JPMorgan spends $11 billion on technology every year, while New York-based Citigroup budgets roughly $8.5 billion, or about 20% of total expenses. Bank of America Corp. has said it spends approximately $10 billion on technology, with about $3 billion of that going to new projects.

Citigroup has started reaping the benefits of those investments in recent years, saying they’ll help save as much as $600 million in 2020. The bank, which already has 23,000 technology specialists in its ICG business globally, said the new roles will be in London, New York, Shanghai, Toronto, Dublin, Tel Aviv, Pune and Chennai in India, and Tampa, Florida.

Tech giants are already waging a battle for talent in Citigroup’s hometown. Facebook Inc. said it’s planning to hire more than 3,000 people over the next three to five years in New York City, while Amazon.com Inc. announced plans to lease space in Manhattan that will house 1,500 workers.

Python Push

Citigroup has been shrinking its workforce, with the number of employees slipping to 199,000 at the end of the third quarter, an 18% drop from five years earlier. More recently, the firm has been cutting jobs in its trading unit as it attempts to meet long-sought efficiency targets.
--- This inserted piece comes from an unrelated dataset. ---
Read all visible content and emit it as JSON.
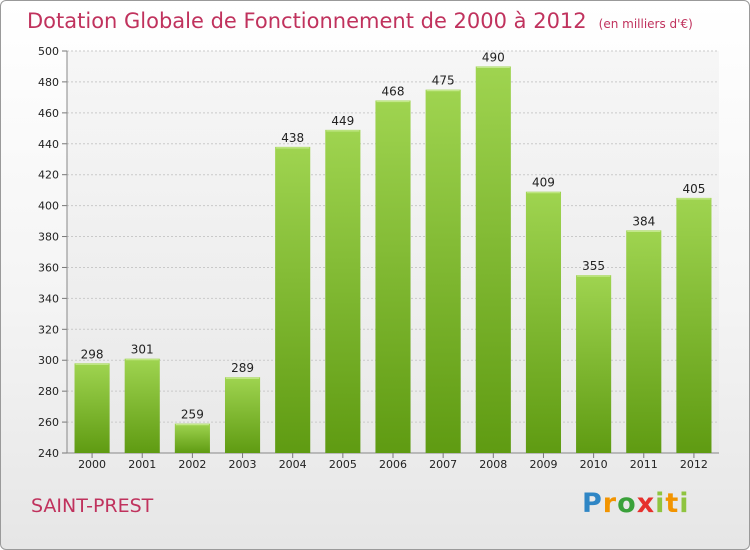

Citigroup’s new recruits will work on projects including solutions in equities and fixed income, according to Riley. The bank has already used its tech teams to automate news, analytics, pricing and trade ideas for salespeople by drawing on their message exchanges with clients, he said.

About two years ago, the bank had 30 spaces for a Python coding class and was inundated with requests, according to Riley. It now has 1,600 front-office staff trained in the computer language.

“The delineation between traders and technologists in markets is disappearing,” he said.

Greenwich Associates said in a study published Monday that data scientists will take up more seats and accumulate more clout on trading desks this year.

“One could argue that most, if not all, of the market’s evolution over the past decade has come because of access to data and the ability to put it to work,” Kevin McPartland, head of research in Greenwich Associates’ market structure and technology group, said in the study. “So it should come as no surprise that experts in that field are taking over.”